この上司の言動は、「オンとオフをきっちり切り替える外国人」という文脈で表現されたものだったのだろうが、別に人種や民族に関係なく、こういったことは日常で見られないだろうか。

仕事とオフでの気持ちの持ち方はもちろん、一緒にいる人間のタイプや居場所によっても、自分の振る舞いやキャラが変わっていることなどいくらでもある。
問題は、そこで「本当の自分は何なんだろう」と悩んでしまうことであったりするのだが、そもそもそんな悩みを持つ必要などないのだ。
よくある結婚の決め手として、「あの人といるときの自分が好き」というのがあるが、分人主義に従えばあながち間違ってもいないのだ。
分人主義とは、より深く自分を愛することができるようになるための考え方でもある。

自分の場合は、それが書き言葉に極端に現れる。
インスタに書く場合(ポストかストーリーかでも違う)、紙に書く場合、noteに書く場合、LINEに書く場合…
文体の振れ幅が人より大きく広がっているのが自分の特徴だと思う。

シンプルな言葉で想いを表現したいときは、できるだけ感情に任せて思うまま、短時間で書く。
この結果、だいぶパリピっぽい輩のような言葉づかいになることが多々ある。
そして時々友人知人に怒られる(反省は、している)。

逆に、感情を排して論理的に緻密に書きたいときは、学術論文に近い形で厳密な書き方をする。
必要に応じて単語の一つひとつ、句読点の位置までも吟味するので、必然的に書く時間は長くなる。
まさに、今取り組んでいる本はそんな書き方をしている。
だからこそ長い時間がかかるし、何より疲れる。

noteは、その二つの中間ぐらいのスタイル。
まあまあ気楽に書けるけど、詰めようとしたらいつの間にかこだわっていたりする。

不思議なのは、どのようなスタイルで書いている時も、「自分の言葉で書いている」という実感があることだ。
ちょっと抽象的な言い方をすれば、借り物でなく自分の血肉になっている言葉で書けているという感覚。

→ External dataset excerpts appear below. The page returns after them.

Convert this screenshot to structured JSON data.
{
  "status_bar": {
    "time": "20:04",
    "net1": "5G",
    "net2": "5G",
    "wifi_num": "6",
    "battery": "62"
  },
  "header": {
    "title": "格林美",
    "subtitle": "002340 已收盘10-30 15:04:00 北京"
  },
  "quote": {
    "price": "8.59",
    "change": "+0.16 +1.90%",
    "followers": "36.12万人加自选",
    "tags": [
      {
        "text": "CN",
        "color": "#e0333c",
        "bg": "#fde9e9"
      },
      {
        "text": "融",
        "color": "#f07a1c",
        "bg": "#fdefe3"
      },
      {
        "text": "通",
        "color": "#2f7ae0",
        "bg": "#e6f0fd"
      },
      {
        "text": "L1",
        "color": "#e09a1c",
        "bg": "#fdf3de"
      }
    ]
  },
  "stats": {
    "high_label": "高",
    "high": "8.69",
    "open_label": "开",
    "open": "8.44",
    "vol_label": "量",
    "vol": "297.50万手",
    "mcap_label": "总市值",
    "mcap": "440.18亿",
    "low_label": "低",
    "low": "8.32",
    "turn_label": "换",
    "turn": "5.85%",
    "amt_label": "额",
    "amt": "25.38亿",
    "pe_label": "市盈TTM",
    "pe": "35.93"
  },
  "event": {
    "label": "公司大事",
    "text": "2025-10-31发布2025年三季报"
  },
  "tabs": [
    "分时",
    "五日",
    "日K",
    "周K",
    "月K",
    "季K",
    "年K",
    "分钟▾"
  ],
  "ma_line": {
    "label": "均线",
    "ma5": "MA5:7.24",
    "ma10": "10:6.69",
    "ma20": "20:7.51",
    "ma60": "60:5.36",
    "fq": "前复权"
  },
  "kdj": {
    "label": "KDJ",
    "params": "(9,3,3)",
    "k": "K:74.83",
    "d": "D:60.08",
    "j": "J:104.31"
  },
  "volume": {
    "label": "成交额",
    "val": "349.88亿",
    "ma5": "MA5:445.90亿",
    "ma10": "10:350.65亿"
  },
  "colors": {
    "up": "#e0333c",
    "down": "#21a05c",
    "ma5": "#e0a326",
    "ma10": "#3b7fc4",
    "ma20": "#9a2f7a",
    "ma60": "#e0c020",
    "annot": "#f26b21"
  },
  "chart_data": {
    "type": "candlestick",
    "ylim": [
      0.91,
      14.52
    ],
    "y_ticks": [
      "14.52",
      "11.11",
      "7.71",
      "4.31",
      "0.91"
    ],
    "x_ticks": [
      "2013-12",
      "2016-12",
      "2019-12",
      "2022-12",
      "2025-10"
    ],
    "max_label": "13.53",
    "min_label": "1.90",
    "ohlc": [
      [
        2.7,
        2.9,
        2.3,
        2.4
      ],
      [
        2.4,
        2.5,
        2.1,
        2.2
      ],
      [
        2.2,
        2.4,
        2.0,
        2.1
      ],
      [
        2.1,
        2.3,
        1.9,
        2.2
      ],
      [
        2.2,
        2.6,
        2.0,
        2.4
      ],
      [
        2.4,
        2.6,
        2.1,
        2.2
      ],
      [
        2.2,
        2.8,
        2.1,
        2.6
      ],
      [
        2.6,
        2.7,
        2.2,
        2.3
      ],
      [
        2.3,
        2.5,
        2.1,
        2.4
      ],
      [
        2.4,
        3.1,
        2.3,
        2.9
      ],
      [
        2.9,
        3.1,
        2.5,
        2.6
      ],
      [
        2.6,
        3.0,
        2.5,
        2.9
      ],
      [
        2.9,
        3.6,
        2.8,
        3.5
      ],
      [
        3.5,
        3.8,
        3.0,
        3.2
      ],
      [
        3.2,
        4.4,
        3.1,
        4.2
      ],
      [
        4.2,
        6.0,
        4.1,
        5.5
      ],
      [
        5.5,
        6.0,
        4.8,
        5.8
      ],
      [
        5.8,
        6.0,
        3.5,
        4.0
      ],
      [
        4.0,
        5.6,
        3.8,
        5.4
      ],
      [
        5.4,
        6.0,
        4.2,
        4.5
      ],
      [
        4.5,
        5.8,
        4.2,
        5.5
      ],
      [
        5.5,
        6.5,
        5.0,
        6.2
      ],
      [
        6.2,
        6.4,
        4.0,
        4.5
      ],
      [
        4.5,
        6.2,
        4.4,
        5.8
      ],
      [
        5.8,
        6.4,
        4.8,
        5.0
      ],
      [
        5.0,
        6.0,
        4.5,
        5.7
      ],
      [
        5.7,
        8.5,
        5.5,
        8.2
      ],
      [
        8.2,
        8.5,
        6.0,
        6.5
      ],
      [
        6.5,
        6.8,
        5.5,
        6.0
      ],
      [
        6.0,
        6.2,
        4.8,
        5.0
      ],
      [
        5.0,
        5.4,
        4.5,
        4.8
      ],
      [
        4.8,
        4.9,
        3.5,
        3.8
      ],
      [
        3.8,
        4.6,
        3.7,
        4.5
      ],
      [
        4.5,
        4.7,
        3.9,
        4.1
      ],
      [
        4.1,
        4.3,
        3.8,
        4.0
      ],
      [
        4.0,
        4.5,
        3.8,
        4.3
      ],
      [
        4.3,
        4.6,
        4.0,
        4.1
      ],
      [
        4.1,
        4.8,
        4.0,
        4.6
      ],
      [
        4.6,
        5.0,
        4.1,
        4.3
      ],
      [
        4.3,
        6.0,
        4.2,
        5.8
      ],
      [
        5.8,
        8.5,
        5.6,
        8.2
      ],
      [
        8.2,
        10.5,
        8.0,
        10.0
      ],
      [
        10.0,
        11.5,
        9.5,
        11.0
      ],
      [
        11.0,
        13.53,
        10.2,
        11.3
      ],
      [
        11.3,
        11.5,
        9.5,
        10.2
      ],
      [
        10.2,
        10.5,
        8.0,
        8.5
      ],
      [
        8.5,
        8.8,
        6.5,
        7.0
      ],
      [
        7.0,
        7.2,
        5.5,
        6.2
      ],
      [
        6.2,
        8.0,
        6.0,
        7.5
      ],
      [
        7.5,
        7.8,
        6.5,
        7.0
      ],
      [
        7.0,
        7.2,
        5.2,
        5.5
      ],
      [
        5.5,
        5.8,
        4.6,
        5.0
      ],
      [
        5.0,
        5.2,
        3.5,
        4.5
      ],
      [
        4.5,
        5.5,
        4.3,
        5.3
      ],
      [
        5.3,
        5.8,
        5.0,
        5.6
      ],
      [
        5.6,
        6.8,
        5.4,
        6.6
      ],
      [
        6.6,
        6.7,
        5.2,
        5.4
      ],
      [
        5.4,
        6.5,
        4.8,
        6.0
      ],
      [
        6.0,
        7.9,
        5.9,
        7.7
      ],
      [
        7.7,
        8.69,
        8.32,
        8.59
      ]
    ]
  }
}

これはどう考えても、大学院の頃の経験が影響していると思う。
大学院では、自分の理解の及んでいない言葉や語彙をそのまま使うと、すぐに見破られた。
「本当に自分でそう思っているのか?」と、ど詰めされる。
書き手が自分で思っている以上に、熟達した読み手は、書き手がそこで選んだ言葉をどれだけ大事にしているかを正確に判断できる。
こういった環境下で、「論理的に書くスタイル」は徹底的に磨かれた。

だからこそ、どんな意識下で書いた言葉でも、自信を持って「自分の言葉」としてアウトプットできているのかもしれない。
奇を衒った表現やスーパー個性的な語彙ばかりが「オリジナル」というわけではない。
そういう意味では、書き言葉においてこそ自分は「分人主義」を徹底できているのかもしれない。
パリピであろうが執筆者であろうが、そこに「本当の自分の言葉」という尺度がそもそも存在しないからだ。

どんなスタイルで書いても、それが自分の書き方。
そんな感じで、今以上に気楽にかつ厳しく、言葉と向き合っていけたらと思っている。


ちなみにこの記事は、noteに「2月29日までに書けば毎月投稿を達成できますよ!」とせっつかれて書いた。
特に原稿料も出ないのに、こういうことを言われると書きたくなる。
こういうのに振り回されずに、自分のペースを守りたいよなあ…。